In more than 26 years at the newspaper, Ajanaku covered education, the stage legislature in Nasvhille, and numerous other major beats, while also serving as a deputy metro editor and in other key jobs.
Significantly, in 1981, he created the newspaper’s first “minority affairs” beat.
“Initially, I didn’t like the idea,” Williams said, in an interview. “I didn’t want to get pigeonholed as a Black affairs writer.” But he reconsidered, and determined the new so-called beat would improve coverage of the Black community.
Said Sanford: “He turned it into an outstanding part of the newspaper that didn’t just cover Black events, it explained African-American life to Commercial Appeal leaders.” He cited as particularly “groundbreaking” a series of profiles published under the title “Black Mosaic.” Explaining the concept in a 1983 column at the end of the series, Ajanaku wrote: “Blacks and whites each have some distinct traditions, likes and desires. The Black Mosaic has tried to bridge those differences and illustrate how they can be sources of strength instead of division; of understanding instead of hatred; of progress instead of stagnation.”
In 1986, Leroy Williams Jr. legally changed his name to Karanja Ajanaku — a decision that Memphis magazine characterized as “a reflection of his heightened cultural awareness.” By that time, he had traded the 1970s afro and wide ties with which he’d arrived at the newspaper for a dreadlocks hairstyle and colorful kente-cloth dashikis. He was to a large extent influenced by the philosophy of Nkosi Ajanaku, whose North Memphis-based “Ajanaku African American Research Institute” in the 1980s and ’90s generated both support and controversy with an “Ajanaku family” lifestyle and a teaching program that emphasized the importance of cultural identity while also disavowing affirmative action and other legislative initiatives that classified citizens by race.
“Karanja was trying to understand who he really was,” Sanford said. “And he didn’t feel as if he was someone named ‘Leroy.'”
In an interview in Memphis magazine, Ajanaku said the name change affirmed his recognition of his career-long sense of responsibility — “a consciousness about the need to be active as an African-American person.”
But if his talk could be heavy, Ajanaku never lost his light touch, his love of a joke, or his droll sense of humor.

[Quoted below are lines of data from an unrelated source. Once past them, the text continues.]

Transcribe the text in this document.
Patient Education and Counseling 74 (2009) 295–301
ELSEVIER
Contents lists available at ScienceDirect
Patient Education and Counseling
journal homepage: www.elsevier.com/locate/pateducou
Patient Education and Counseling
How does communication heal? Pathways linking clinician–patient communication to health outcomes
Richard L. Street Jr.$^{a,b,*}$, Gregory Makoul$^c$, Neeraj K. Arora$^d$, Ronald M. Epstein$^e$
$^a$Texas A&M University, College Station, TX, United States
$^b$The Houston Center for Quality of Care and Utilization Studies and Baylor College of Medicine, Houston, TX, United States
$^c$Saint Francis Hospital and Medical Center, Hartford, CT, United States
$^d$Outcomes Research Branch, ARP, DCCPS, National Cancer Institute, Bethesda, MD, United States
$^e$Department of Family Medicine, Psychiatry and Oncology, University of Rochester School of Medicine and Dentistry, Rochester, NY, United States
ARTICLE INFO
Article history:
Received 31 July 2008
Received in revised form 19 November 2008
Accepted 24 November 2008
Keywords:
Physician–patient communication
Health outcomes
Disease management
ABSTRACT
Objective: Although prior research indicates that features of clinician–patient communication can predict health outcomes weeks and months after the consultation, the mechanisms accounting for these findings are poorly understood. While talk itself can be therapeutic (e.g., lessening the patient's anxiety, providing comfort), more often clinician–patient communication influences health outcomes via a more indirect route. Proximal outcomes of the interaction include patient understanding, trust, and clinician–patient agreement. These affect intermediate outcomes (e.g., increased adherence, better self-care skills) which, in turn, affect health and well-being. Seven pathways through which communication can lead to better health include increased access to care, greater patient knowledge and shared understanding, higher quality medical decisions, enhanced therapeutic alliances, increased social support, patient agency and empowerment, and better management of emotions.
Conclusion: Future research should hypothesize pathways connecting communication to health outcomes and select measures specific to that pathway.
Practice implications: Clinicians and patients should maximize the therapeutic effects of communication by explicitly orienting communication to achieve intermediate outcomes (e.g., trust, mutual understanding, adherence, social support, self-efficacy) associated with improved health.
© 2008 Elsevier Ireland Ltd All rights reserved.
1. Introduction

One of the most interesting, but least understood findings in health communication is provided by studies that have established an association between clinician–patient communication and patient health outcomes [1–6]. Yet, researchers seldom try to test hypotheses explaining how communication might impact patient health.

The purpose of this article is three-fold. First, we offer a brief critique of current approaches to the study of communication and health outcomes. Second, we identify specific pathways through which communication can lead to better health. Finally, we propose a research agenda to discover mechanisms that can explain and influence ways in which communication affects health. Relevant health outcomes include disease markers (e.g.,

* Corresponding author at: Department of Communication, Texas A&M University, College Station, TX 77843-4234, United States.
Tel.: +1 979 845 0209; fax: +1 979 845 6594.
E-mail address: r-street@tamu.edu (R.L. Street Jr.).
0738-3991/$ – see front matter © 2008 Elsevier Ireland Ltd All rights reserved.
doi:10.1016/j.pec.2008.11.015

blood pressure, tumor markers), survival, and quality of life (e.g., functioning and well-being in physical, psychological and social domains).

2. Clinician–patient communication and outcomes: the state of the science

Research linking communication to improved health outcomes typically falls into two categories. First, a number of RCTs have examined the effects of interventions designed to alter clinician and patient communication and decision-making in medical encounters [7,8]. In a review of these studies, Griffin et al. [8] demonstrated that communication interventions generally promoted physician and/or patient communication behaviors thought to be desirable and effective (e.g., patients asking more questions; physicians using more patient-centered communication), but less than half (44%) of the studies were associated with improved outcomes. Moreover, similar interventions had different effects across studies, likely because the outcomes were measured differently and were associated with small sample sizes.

In 2007, Ajanaku became executive editor of the Tri-State Defender, a newspaper aimed at Black audiences that was seeking to elevate its journalistic profile and rejuvenate its commercial fortunes. He never had the newsroom resources to restore the influence of the Defender in its heyday, but the job enabled him to continue his career-long commitment to be “a voice for the African-American community,” he told Memphis magazine, and an “advocate” for the importance of education.
“We’ve got people who are growing up that can’t read,” he said. “And many who can, can’t read in context. They can’t comprehend stuff… If you’re going to live in a democratic republic, you’re going to live where the individual has to be informed, and if he doesn’t have the tools to take in the information and make informed decisions, you’ve got a problem.”
Ajanaku leaves his twin children, daughter Jamila Ajanaku, of Phoenix, Arizona, and son Karanja Ajanaku Jr., of Nashville; a sister, Jacqueline Broadus of Reno, Nevada; two brothers, Randy Williams of Kansas City, Missouri, and Ronald Williams of Leavenworth, Kansas; and six grandchildren.
Funeral information is incomplete at this time.